Tal prioridade, de acordo com a indigitada lei, deverá ser requerida à autoridade judiciária que presida o feito, que determinará ao cartório do juízo as providências a serem cumpridas para o adimplemento do benefício.

Mais, informa o diploma legal que uma vez concedida, a prioridade não cessará pela morte do beneficiado, sendo estendida em favor do cônjuge supérstite, companheiro ou companheira, com união estável, desde que também maior de sessenta e cinco anos.

Esta iniciativa, a priori, constitui relevante novidade, digna dos maiores elogios e hosanas possíveis, justamente por denotar a sensibilidade do legislador pátrio para com os idosos – maiores de 65 anos de idade – que enfrentam, além das seqüelas naturais causadas pela ordem natural da vida e o conseqüente envelhecimento, longas filas de espera perante o Poder Judiciário para poder, finalmente, usufruir os direitos que ilegal e inconstitucionalmente lhe foram usurpados e escarnecidos.

É de extrema utilidade verificar, então, qual o motivo preponderante pelo qual os idosos em geral – não somente os maiores de 65 anos de idade – batem às portas do Poder Judiciário vindicando direitos negados ou surripiados.

Mesmo sem o acesso a qualquer estatística (ao que se saiba inexistente) pode-se afirmar, sem qualquer medo de incorrer em erro ou injustiça, que cerca de 80% (oitenta por cento) dos idosos do país que recorrem ao Poder Judiciário, o fazem para dirimir problemas enfrentados em suas aposentadorias e pensões.

Muito bem, e quem é o grande vilão, o responsável por tantas demandas, reflexos de intermináveis indeferimentos, por pagamentos de benefícios a menor, tudo isto ao arrepio da lei?

Acertou quem escolheu a alternativa referente ao Poder Executivo, representado, ainda que de maneira indireta, v.g. pelo INSS (Instituto Nacional do Seguro Social) no âmbito federal e, em nível estadual, pelos Institutos de Previdência dos Estados (os IPES).

Dessa forma, chegamos à conclusão de que o próprio Poder Público, responsável direto pela ida maciça dos idosos (maiores de 65 anos de idade) ao Judiciário, busca, através de lei, reparar (ou remediar?) a situação, atribuindo prioridade de tramitação nos processos em que estejam envolvidos como parte os idosos com mais de 65 anos de idade.


Saudável a iniciativa, ótimo o espírito ínsito no diploma legal, mas, e na prática?

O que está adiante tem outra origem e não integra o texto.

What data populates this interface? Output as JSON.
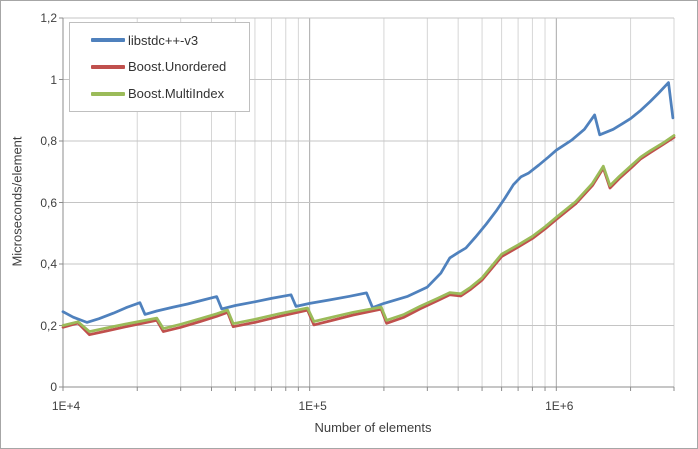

Como funcionará ou funcionaria a aplicação da lei? De que forma os processos judiciais envolvendo os maiores de 65 anos de idade tramitarão de forma prioritária? Existe tal possibilidade?

A resposta a todas as indagações precedentes é, infelizmente, negativa.

Quem enfrenta a lida forense, longe de gabinetes faustosamente decorados, refrigerados e isolados (ilhados) dos ruídos provenientes das manifestações populares, sabe que inobstante os esforços envidados pelos Tribunais Pátrios, seja em nível federal ou ainda estadual, o Poder Judiciário brasileiro está à beira de um colapso nervoso, prestes a explodir, tal o número – exacerbado – de demandas ajuizadas quotidianamente, sem contar aquelas pendentes de julgamento.

Repetindo o anteriormente mencionado, o número excessivo de demandas deve ser atribuído justamente à irresponsabilidade e aos desatinos do Poder Público, representado pelo INSS, IPES (nos Estados), Caixa Econômica Federal (CEF) no que pertine aos expurgos (tungas) praticados nas contas vinculadas do FGTS do trabalhador brasileiro, União Federal quanto aos vencimentos dos seus servidores públicos (vide o caso dos 28,86%), ativos e inativos.

Portanto, de modo a mascarar a caótica situação e "satisfazer" à população maior de 65 anos de idade (os idosos), o Poder Público (leia-se PODER EXECUTIVO), responsável por tal estado de coisas, tenta dissimular as evidências culposas, oferecendo pseudomostras de sensibilidade, o que ingenuamente poderia ser interpretado como boa intenção.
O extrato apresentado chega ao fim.